Sidenote: I wonder what's going to happen when the crazy money runs out and Anthropic, OpenAI & co have to start charging for more than it costs them to run the models. Hopefully by then the open source models will have caught up?
But regardless of which model or tool I was using, the pattern was always the same: the LLM could get me 80% of the way there, and the last 20% was on me.
You still need to know how to code
In the case of FastTab, the first version that I got from the multi-agent system was actually working, which was way better than what I could have built in a couple of hours in a language I didn't know, using libraries I wasn't familiar with.
It was also a single 1700 lines long file with most of the code in the main function, no tests, lots of code duplication, and a lot of extra comments and logging. Refactoring it into a more modular and maintainable state was necessary not only so I could understand it, but so that the LLM could iterate on it without introducing new bugs or breaking existing functionality.
There's a reason why many developers call AI assisted coding "a slot machine". You write your prompt, pull the lever, and get a surprise. Sometimes it's a fully working thing, sometimes it's 50% there, and sometimes it's completely off the mark. Better prompts will increase the chances of getting a good result, but there's always an element of randomness that you have to be comfortable with.

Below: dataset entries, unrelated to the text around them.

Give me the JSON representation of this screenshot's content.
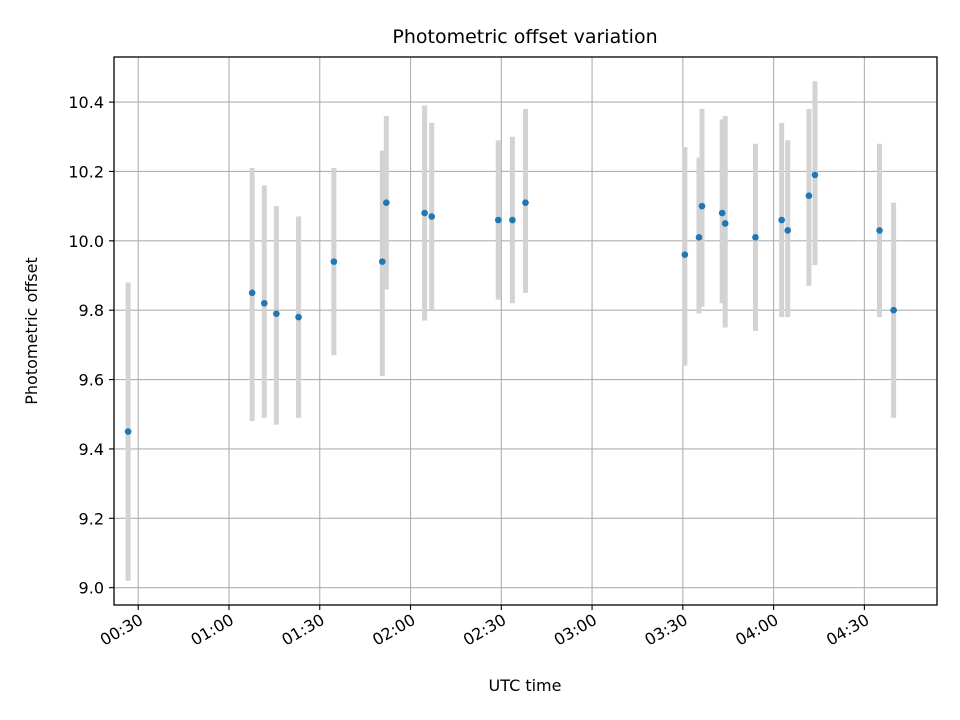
{
  "chart_data": {
    "type": "scatter",
    "title": "Photometric offset variation",
    "xlabel": "UTC time",
    "ylabel": "Photometric offset",
    "x_axis_kind": "time (HH:MM, UTC)",
    "xlim": [
      "00:22",
      "04:54"
    ],
    "ylim": [
      8.95,
      10.53
    ],
    "grid": true,
    "point_color": "#1f77b4",
    "errorbar_color": "#d3d3d3",
    "x_ticks": [
      "00:30",
      "01:00",
      "01:30",
      "02:00",
      "02:30",
      "03:00",
      "03:30",
      "04:00",
      "04:30"
    ],
    "y_ticks": [
      "9.0",
      "9.2",
      "9.4",
      "9.6",
      "9.8",
      "10.0",
      "10.2",
      "10.4"
    ],
    "points": [
      {
        "x": "00:26:40",
        "y": 9.45,
        "ylow": 9.02,
        "yhigh": 9.88
      },
      {
        "x": "01:07:40",
        "y": 9.85,
        "ylow": 9.48,
        "yhigh": 10.21
      },
      {
        "x": "01:11:40",
        "y": 9.82,
        "ylow": 9.49,
        "yhigh": 10.16
      },
      {
        "x": "01:15:40",
        "y": 9.79,
        "ylow": 9.47,
        "yhigh": 10.1
      },
      {
        "x": "01:23:00",
        "y": 9.78,
        "ylow": 9.49,
        "yhigh": 10.07
      },
      {
        "x": "01:34:40",
        "y": 9.94,
        "ylow": 9.67,
        "yhigh": 10.21
      },
      {
        "x": "01:50:40",
        "y": 9.94,
        "ylow": 9.61,
        "yhigh": 10.26
      },
      {
        "x": "01:52:00",
        "y": 10.11,
        "ylow": 9.86,
        "yhigh": 10.36
      },
      {
        "x": "02:04:40",
        "y": 10.08,
        "ylow": 9.77,
        "yhigh": 10.39
      },
      {
        "x": "02:07:00",
        "y": 10.07,
        "ylow": 9.8,
        "yhigh": 10.34
      },
      {
        "x": "02:29:00",
        "y": 10.06,
        "ylow": 9.83,
        "yhigh": 10.29
      },
      {
        "x": "02:33:40",
        "y": 10.06,
        "ylow": 9.82,
        "yhigh": 10.3
      },
      {
        "x": "02:38:00",
        "y": 10.11,
        "ylow": 9.85,
        "yhigh": 10.38
      },
      {
        "x": "03:30:40",
        "y": 9.96,
        "ylow": 9.64,
        "yhigh": 10.27
      },
      {
        "x": "03:35:20",
        "y": 10.01,
        "ylow": 9.79,
        "yhigh": 10.24
      },
      {
        "x": "03:36:20",
        "y": 10.1,
        "ylow": 9.81,
        "yhigh": 10.38
      },
      {
        "x": "03:43:00",
        "y": 10.08,
        "ylow": 9.82,
        "yhigh": 10.35
      },
      {
        "x": "03:44:00",
        "y": 10.05,
        "ylow": 9.75,
        "yhigh": 10.36
      },
      {
        "x": "03:54:00",
        "y": 10.01,
        "ylow": 9.74,
        "yhigh": 10.28
      },
      {
        "x": "04:02:40",
        "y": 10.06,
        "ylow": 9.78,
        "yhigh": 10.34
      },
      {
        "x": "04:04:40",
        "y": 10.03,
        "ylow": 9.78,
        "yhigh": 10.29
      },
      {
        "x": "04:11:40",
        "y": 10.13,
        "ylow": 9.87,
        "yhigh": 10.38
      },
      {
        "x": "04:13:40",
        "y": 10.19,
        "ylow": 9.93,
        "yhigh": 10.46
      },
      {
        "x": "04:35:00",
        "y": 10.03,
        "ylow": 9.78,
        "yhigh": 10.28
      },
      {
        "x": "04:39:40",
        "y": 9.8,
        "ylow": 9.49,
        "yhigh": 10.11
      }
    ]
  }
}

Asking the right questions also requires coding knowledge. For example, in an early iteration we were shuffling image bytes from BGRA to RGBA. The code worked, but the performance was not great. I asked Claude to use SIMD instructions and the speedup was significant, enough so that we could capture the content of a youtube window playing a video at ~10fps without incinerating my CPU. But I had to know that SIMD was a thing, and that it could be used in this context.

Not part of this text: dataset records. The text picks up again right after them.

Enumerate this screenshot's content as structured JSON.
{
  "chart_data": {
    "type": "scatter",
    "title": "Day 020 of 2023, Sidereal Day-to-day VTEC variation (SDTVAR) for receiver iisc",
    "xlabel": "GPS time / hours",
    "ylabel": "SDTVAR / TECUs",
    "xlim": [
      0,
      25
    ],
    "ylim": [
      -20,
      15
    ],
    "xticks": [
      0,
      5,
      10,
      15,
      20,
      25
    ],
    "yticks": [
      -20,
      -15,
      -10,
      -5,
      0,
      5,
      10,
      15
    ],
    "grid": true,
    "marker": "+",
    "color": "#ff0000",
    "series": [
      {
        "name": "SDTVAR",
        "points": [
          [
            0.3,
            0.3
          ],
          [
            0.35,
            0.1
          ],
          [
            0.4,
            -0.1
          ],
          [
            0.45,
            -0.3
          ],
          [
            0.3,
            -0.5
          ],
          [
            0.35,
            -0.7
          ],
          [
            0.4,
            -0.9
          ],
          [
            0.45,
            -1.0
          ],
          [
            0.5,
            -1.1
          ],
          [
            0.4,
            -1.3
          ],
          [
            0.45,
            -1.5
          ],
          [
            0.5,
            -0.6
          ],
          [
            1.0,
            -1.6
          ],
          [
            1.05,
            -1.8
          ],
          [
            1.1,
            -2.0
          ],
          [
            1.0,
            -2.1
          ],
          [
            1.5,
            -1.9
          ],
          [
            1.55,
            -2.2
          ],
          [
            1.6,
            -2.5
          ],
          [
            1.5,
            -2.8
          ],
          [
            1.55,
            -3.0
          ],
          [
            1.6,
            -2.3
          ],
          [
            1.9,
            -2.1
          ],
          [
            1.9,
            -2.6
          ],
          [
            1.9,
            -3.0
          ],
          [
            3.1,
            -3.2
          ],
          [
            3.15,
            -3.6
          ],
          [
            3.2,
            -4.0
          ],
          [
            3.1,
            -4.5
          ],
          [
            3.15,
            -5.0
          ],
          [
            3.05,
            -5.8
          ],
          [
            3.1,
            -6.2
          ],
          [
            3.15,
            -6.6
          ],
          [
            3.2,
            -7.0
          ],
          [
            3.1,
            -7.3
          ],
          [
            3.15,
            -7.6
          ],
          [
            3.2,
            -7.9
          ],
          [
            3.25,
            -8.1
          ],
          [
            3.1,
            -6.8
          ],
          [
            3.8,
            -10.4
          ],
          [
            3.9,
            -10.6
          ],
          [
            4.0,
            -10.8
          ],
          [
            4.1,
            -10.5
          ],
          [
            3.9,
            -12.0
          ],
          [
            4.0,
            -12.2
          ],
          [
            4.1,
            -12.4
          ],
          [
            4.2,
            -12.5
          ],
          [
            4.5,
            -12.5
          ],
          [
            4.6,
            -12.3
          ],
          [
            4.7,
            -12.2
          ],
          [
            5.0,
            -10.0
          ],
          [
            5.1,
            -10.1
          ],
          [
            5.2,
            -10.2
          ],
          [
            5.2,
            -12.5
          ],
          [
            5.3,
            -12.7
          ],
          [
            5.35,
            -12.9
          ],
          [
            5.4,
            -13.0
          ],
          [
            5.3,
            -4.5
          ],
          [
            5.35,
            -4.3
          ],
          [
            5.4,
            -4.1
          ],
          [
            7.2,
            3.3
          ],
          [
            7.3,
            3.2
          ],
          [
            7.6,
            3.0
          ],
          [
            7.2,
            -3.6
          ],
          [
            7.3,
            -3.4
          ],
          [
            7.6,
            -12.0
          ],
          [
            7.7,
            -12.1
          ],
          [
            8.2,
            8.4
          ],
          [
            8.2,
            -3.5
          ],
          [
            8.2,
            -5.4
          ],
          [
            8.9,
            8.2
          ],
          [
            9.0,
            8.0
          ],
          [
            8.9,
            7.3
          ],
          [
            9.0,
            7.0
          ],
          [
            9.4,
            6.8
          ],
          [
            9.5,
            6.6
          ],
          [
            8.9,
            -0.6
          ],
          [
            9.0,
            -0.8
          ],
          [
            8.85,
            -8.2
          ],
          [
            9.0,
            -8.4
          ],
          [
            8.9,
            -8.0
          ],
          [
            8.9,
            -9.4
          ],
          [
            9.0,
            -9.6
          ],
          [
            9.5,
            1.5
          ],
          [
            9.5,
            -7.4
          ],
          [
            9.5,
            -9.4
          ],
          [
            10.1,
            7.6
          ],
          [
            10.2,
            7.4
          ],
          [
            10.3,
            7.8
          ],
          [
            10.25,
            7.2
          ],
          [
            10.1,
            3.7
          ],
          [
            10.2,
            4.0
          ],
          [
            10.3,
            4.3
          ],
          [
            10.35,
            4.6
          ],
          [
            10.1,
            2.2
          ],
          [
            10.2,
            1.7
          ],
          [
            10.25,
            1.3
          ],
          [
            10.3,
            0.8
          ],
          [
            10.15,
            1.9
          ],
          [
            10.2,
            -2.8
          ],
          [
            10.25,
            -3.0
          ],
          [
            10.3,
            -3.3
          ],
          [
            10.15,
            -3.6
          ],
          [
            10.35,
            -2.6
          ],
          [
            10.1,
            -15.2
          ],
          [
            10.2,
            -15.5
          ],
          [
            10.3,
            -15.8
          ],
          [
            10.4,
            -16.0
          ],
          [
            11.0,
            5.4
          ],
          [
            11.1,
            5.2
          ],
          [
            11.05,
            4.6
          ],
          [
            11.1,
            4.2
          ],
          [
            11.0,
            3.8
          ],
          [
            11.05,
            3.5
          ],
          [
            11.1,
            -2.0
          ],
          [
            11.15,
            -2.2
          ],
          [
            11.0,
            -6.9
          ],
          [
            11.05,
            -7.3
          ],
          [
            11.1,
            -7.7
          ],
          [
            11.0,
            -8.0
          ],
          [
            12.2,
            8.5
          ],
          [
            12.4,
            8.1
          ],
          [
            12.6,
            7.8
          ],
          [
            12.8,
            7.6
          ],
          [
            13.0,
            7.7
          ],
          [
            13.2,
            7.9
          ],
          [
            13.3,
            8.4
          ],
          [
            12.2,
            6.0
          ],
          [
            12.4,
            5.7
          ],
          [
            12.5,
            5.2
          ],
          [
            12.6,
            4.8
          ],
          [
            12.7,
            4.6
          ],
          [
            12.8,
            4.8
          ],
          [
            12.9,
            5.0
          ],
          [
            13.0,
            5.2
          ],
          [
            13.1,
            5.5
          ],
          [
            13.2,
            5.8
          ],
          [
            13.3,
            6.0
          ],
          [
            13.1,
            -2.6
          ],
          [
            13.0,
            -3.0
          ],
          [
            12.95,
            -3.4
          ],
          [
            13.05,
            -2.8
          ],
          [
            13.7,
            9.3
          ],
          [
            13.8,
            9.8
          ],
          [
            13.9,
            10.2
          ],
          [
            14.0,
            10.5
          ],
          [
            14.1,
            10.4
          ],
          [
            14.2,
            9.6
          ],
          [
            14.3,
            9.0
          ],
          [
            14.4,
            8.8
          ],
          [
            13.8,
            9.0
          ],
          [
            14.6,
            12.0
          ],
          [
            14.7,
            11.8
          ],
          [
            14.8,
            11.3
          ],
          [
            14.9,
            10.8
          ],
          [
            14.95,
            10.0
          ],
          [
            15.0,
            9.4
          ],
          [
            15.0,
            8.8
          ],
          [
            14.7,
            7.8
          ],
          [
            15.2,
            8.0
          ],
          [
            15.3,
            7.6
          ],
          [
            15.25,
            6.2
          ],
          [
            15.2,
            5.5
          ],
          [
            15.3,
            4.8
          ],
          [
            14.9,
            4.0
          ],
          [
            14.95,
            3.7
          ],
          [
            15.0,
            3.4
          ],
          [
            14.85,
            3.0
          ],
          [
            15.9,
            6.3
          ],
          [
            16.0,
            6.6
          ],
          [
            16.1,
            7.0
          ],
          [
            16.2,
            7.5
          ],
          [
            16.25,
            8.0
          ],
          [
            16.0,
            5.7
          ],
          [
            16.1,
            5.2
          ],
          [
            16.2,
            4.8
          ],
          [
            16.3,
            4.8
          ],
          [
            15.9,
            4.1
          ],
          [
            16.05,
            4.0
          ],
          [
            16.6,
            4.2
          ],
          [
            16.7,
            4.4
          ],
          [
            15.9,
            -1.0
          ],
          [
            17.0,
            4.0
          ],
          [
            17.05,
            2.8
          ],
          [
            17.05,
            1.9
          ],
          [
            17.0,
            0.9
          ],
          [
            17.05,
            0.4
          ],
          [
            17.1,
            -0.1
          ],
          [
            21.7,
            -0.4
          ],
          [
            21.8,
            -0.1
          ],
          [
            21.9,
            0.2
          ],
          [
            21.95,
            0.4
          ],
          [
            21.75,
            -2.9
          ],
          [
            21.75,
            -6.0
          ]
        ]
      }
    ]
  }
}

In the end we ended up scrapping much of that code in favour of "borrowing" the actual texture data from X11, which is much faster, but the point stands: you need to know what questions to ask in order to get the best results.
The age of finishing side projects is here?
I think I'm finally turning the corner from the doom and gloom of "AI will take our jobs." AI-assisted coding is still coding: without the taste and knowledge that come with experience, you'll invariably end up with a half working prototype that breaks in new and exciting ways every time you ask to "pls fix".
For my day job, where the codebase dwarfs any LLM's context window and the stakes are high, getting a coding agent to generate all or even most of the code for a feature is still not something I would subject my users to.
But side projects have different goals: scratch an itch, maybe learn a thing or two, and get something working before I get bored or realize it's too much effort.
I can spitball with Claude about my problem, get a spec, and have a working prototype in a few hours. If I like it enough, I can spend some time polishing it until it's something I'm happy to share.
The whole process is short enough that I might actually finish the thing, for a change!